The survey of 389 owners or directors of house-building companies was carried out for leading property consultants McBains Cooper by Morar Consulting.
The companies were asked whether they were worried about the impact Brexit would have on their business in terms of restricting their ability to recruit from abroad through EU freedom of movement rights. House-builders have often recruited from EU countries because of skills shortages in the UK.
Overall, 49 per cent of respondents said they were not worried about EU withdrawal, though a significant minority – 31 per cent – said it did concern them. However, a sizeable proportion (20 per cent) said they were unsure.
In terms of regions, firms in London were among the most anxious – 38 per cent of companies surveyed in the capital were worried about Britain withdrawing from the EU.
Last week, Deputy Mayor of London Stephen Greenhalgh warned that London risks losing the large numbers of European construction workers it needs to build new homes if Britain leaves the EU.
In other parts of England, those most worried about Brexit were the North East (41 per cent) and the North West (38 per cent).
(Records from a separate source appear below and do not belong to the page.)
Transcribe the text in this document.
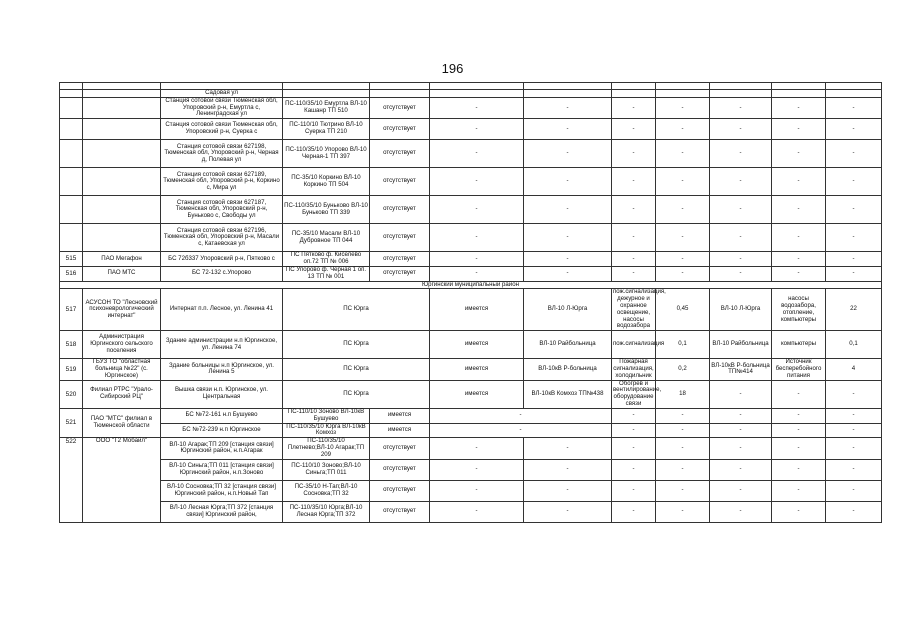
196

		Садовая ул									
		Станция сотовой связи Тюменская обл, Упоровский р-н, Емуртла с, Ленинградская ул	ПС-110/35/10 Емуртла ВЛ-10 Кашанр ТП 510	отсутствует	-	-	-	-	-	-	-
		Станция сотовой связи Тюменская обл, Упоровский р-н, Суерка с	ПС-110/10 Тютрино ВЛ-10 Суерка ТП 210	отсутствует	-	-	-	-	-	-	-
		Станция сотовой связи 627198, Тюменская обл, Упоровский р-н, Черная д, Полевая ул	ПС-110/35/10 Упорово ВЛ-10 Черная-1 ТП 397	отсутствует	-	-	-	-	-	-	-
		Станция сотовой связи 627189, Тюменская обл, Упоровский р-н, Коркино с, Мира ул	ПС-35/10 Коркино ВЛ-10 Коркино ТП 504	отсутствует	-	-	-	-	-	-	-
		Станция сотовой связи 627187, Тюменская обл, Упоровский р-н, Буньково с, Свободы ул	ПС-110/35/10 Буньково ВЛ-10 Буньково ТП 339	отсутствует	-	-	-	-	-	-	-
		Станция сотовой связи 627196, Тюменская обл, Упоровский р-н, Масали с, Катаевская ул	ПС-35/10 Масали ВЛ-10 Дубровное ТП 044	отсутствует	-	-	-	-	-	-	-
515	ПАО Мегафон	БС 72б337 Упоровский р-н, Пятково с	ПС Пятково ф. Киселево оп.72 ТП № 006	отсутствует	-	-	-	-	-	-	-
516	ПАО МТС	БС 72-132 с.Упорово	ПС Упорово ф. Черная 1 оп. 13 ТП № 001	отсутствует	-	-	-	-	-	-	-
Юргинский муниципальный район											
517	АСУСОН ТО "Лесновский психоневрологический интернат"	Интернат п.п. Лесное, ул. Ленина 41	ПС Юрга		имеется	ВЛ-10 Л-Юрга	пож.сигнализация, дежурное и охранное освещение, насосы водозабора	0,45	ВЛ-10 Л-Юрга	насосы водозабора, отопление, компьютеры	22
518	Администрация Юргинского сельского поселения	Здание администрации н.п Юргинское, ул. Ленина 74	ПС Юрга		имеется	ВЛ-10 Райбольница	пож.сигнализация	0,1	ВЛ-10 Райбольница	компьютеры	0,1
519	ГБУЗ ТО "областная больница №22" (с. Юргинское)	Здание больницы н.п Юргинское, ул. Ленина 5	ПС Юрга		имеется	ВЛ-10кВ Р-больница	Пожарная сигнализация, холодильник	0,2	ВЛ-10кВ Р-больница ТП№414	Источник бесперебойного питания	4
520	Филиал РТРС "Урало-Сибирский РЦ"	Вышка связи н.п. Юргинское, ул. Центральная	ПС Юрга		имеется	ВЛ-10кВ Комхоз ТП№438	Обогрев и вентилирование, оборудование связи	18	-	-	-
521	ПАО "МТС" филиал в Тюменской области	БС №72-161 н.п Бушуево	ПС-110/10 Зоново ВЛ-10кВ Бушуево	имеется	-		-	-	-	-	-
		БС №72-239 н.п Юргинское	ПС-110/35/10 Юрга ВЛ-10кВ Комхоз	имеется	-		-	-	-	-	-
522	ООО "Т2 Мобайл"	ВЛ-10 Агарак;ТП 209 [станция связи] Юргинский район, н.п.Агарак	ПС-110/35/10 Плетнево;ВЛ-10 Агарак;ТП 209	отсутствует	-	-	-	-	-	-	-
		ВЛ-10 Синьга;ТП 011 [станция связи] Юргинский район, н.п.Зоново	ПС-110/10 Зоново;ВЛ-10 Синьга;ТП 011	отсутствует	-	-	-	-	-	-	-
		ВЛ-10 Сосновка;ТП 32 [станция связи] Юргинский район, н.п.Новый Тап	ПС-35/10 Н-Тап;ВЛ-10 Сосновка;ТП 32	отсутствует	-	-	-	-	-	-	-
		ВЛ-10 Лесная Юрга;ТП 372 [станция связи] Юргинский район,	ПС-110/35/10 Юрга;ВЛ-10 Лесная Юрга;ТП 372	отсутствует	-	-	-	-	-	-	-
Regions showing the least concern were the West Midlands (61 per cent), Eastern (60 per cent) and East Midlands (56 per cent).
Michael Thirkettle, Chief Executive of McBains Cooper, said:
“This survey will make interesting reading for the ‘leave’ and ‘remain’ campaign groups.
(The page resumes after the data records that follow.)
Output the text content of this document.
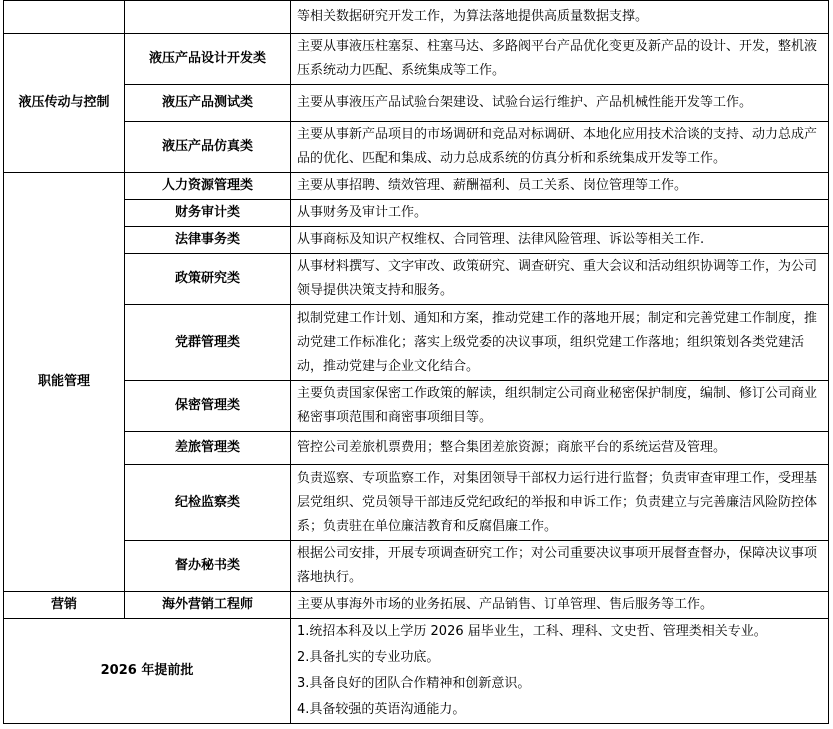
		等相关数据研究开发工作，为算法落地提供高质量数据支撑。
液压传动与控制	液压产品设计开发类	主要从事液压柱塞泵、柱塞马达、多路阀平台产品优化变更及新产品的设计、开发，整机液压系统动力匹配、系统集成等工作。
	液压产品测试类	主要从事液压产品试验台架建设、试验台运行维护、产品机械性能开发等工作。
	液压产品仿真类	主要从事新产品项目的市场调研和竞品对标调研、本地化应用技术洽谈的支持、动力总成产品的优化、匹配和集成、动力总成系统的仿真分析和系统集成开发等工作。
职能管理	人力资源管理类	主要从事招聘、绩效管理、薪酬福利、员工关系、岗位管理等工作。
	财务审计类	从事财务及审计工作。
	法律事务类	从事商标及知识产权维权、合同管理、法律风险管理、诉讼等相关工作.
	政策研究类	从事材料撰写、文字审改、政策研究、调查研究、重大会议和活动组织协调等工作，为公司领导提供决策支持和服务。
	党群管理类	拟制党建工作计划、通知和方案，推动党建工作的落地开展；制定和完善党建工作制度，推动党建工作标准化；落实上级党委的决议事项，组织党建工作落地；组织策划各类党建活动，推动党建与企业文化结合。
	保密管理类	主要负责国家保密工作政策的解读，组织制定公司商业秘密保护制度，编制、修订公司商业秘密事项范围和商密事项细目等。
	差旅管理类	管控公司差旅机票费用；整合集团差旅资源；商旅平台的系统运营及管理。
	纪检监察类	负责巡察、专项监察工作，对集团领导干部权力运行进行监督；负责审查审理工作，受理基层党组织、党员领导干部违反党纪政纪的举报和申诉工作；负责建立与完善廉洁风险防控体系；负责驻在单位廉洁教育和反腐倡廉工作。
	督办秘书类	根据公司安排，开展专项调查研究工作；对公司重要决议事项开展督查督办，保障决议事项落地执行。
营销	海外营销工程师	主要从事海外市场的业务拓展、产品销售、订单管理、售后服务等工作。
2026 年提前批		1.统招本科及以上学历 2026 届毕业生，工科、理科、文史哲、管理类相关专业。
2.具备扎实的专业功底。
3.具备良好的团队合作精神和创新意识。
4.具备较强的英语沟通能力。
“Many of the companies surveyed are smaller businesses and it seems that Britain withdrawing from Europe is not an issue for most of them.
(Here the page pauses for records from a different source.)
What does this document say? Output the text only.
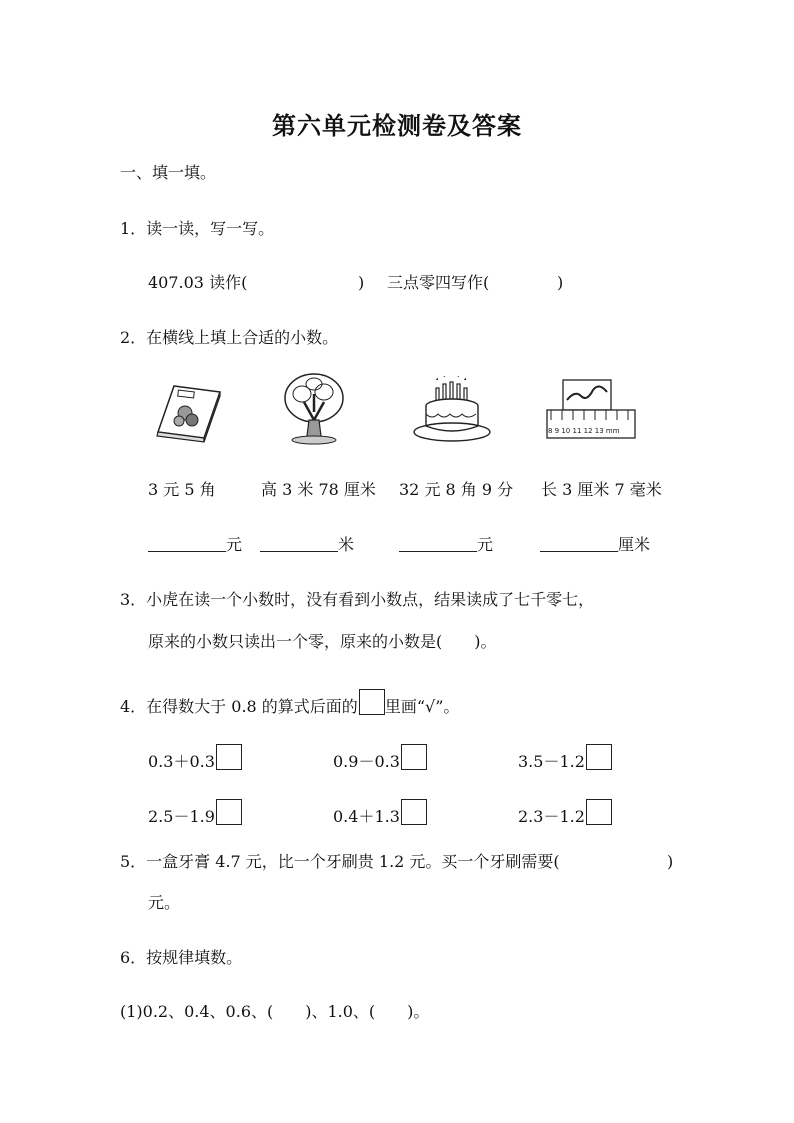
第六单元检测卷及答案
一、填一填。
1．读一读，写一写。
407.03 读作(	) 三点零四写作(	)
2．在横线上填上合适的小数。
8 9 10 11 12 13 mm
3 元 5 角	高 3 米 78 厘米 32 元 8 角 9 分 长 3 厘米 7 毫米
元	米	元	厘米
3．小虎在读一个小数时，没有看到小数点，结果读成了七千零七，
原来的小数只读出一个零，原来的小数是(　　)。
4．在得数大于 0.8 的算式后面的 里画“√”。
0.3＋0.3	0.9－0.3	3.5－1.2
2.5－1.9	0.4＋1.3	2.3－1.2
5．一盒牙膏 4.7 元，比一个牙刷贵 1.2 元。买一个牙刷需要(	)
元。
6．按规律填数。
(1)0.2、0.4、0.6、(　　)、1.0、(　　)。
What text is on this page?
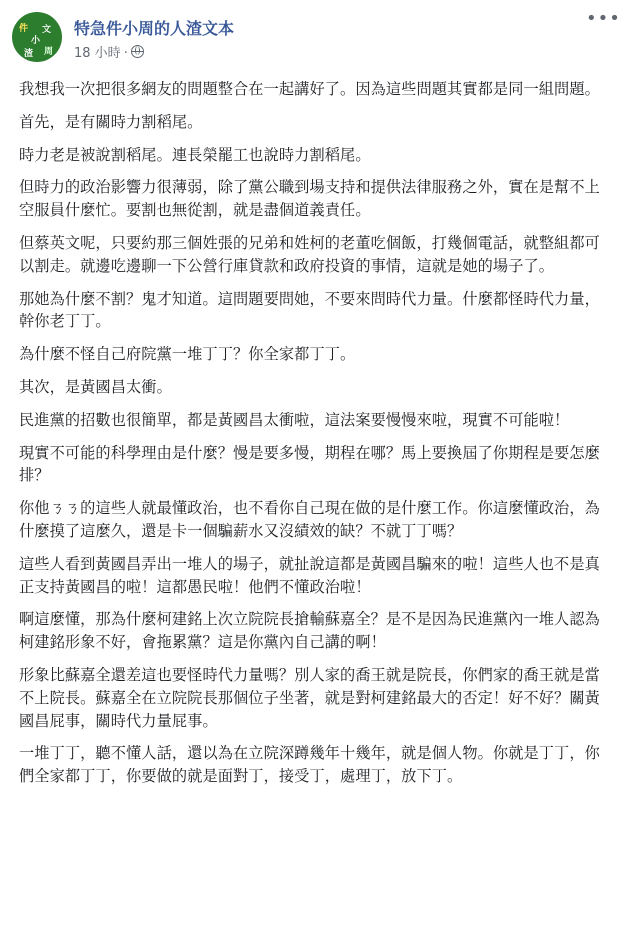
件
小
周
渣
文 特急件小周的人渣文本
18 小時 ·
•••

我想我一次把很多網友的問題整合在一起講好了。因為這些問題其實都是同一組問題。

首先，是有關時力割稻尾。

時力老是被說割稻尾。連長榮罷工也說時力割稻尾。

但時力的政治影響力很薄弱，除了黨公職到場支持和提供法律服務之外，實在是幫不上空服員什麼忙。要割也無從割，就是盡個道義責任。

但蔡英文呢，只要約那三個姓張的兄弟和姓柯的老董吃個飯，打幾個電話，就整組都可以割走。就邊吃邊聊一下公營行庫貸款和政府投資的事情，這就是她的場子了。

那她為什麼不割？鬼才知道。這問題要問她，不要來問時代力量。什麼都怪時代力量，幹你老丁丁。

為什麼不怪自己府院黨一堆丁丁？你全家都丁丁。

其次，是黃國昌太衝。

民進黨的招數也很簡單，都是黃國昌太衝啦，這法案要慢慢來啦，現實不可能啦！

現實不可能的科學理由是什麼？慢是要多慢，期程在哪？馬上要換屆了你期程是要怎麼排？

你他ㄋㄋ的這些人就最懂政治，也不看你自己現在做的是什麼工作。你這麼懂政治，為什麼摸了這麼久，還是卡一個騙薪水又沒績效的缺？不就丁丁嗎？

這些人看到黃國昌弄出一堆人的場子，就扯說這都是黃國昌騙來的啦！這些人也不是真正支持黃國昌的啦！這都愚民啦！他們不懂政治啦！

啊這麼懂，那為什麼柯建銘上次立院院長搶輸蘇嘉全？是不是因為民進黨內一堆人認為柯建銘形象不好，會拖累黨？這是你黨內自己講的啊！

形象比蘇嘉全還差這也要怪時代力量嗎？別人家的喬王就是院長，你們家的喬王就是當不上院長。蘇嘉全在立院院長那個位子坐著，就是對柯建銘最大的否定！好不好？關黃國昌屁事，關時代力量屁事。

一堆丁丁，聽不懂人話，還以為在立院深蹲幾年十幾年，就是個人物。你就是丁丁，你們全家都丁丁，你要做的就是面對丁，接受丁，處理丁，放下丁。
“London firms may be among those more worried about Brexit because, more than the rest of the country, the capital is in the middle of building and infrastructure boom which requires skilled workers from the rest of the EU. In this scenario, aBrexit could lead to a fall in house-building in London, hitting the prospects of those wanting to get on the property ladder.
“For areas such as the North East, the EU has been a huge source of inward investment. Fears over the impact on skills shortages of a Brexit are also likely to be mixed with concerns over the impact that this loss of investment will have on the regional economy and, in turn, the demand for new houses.”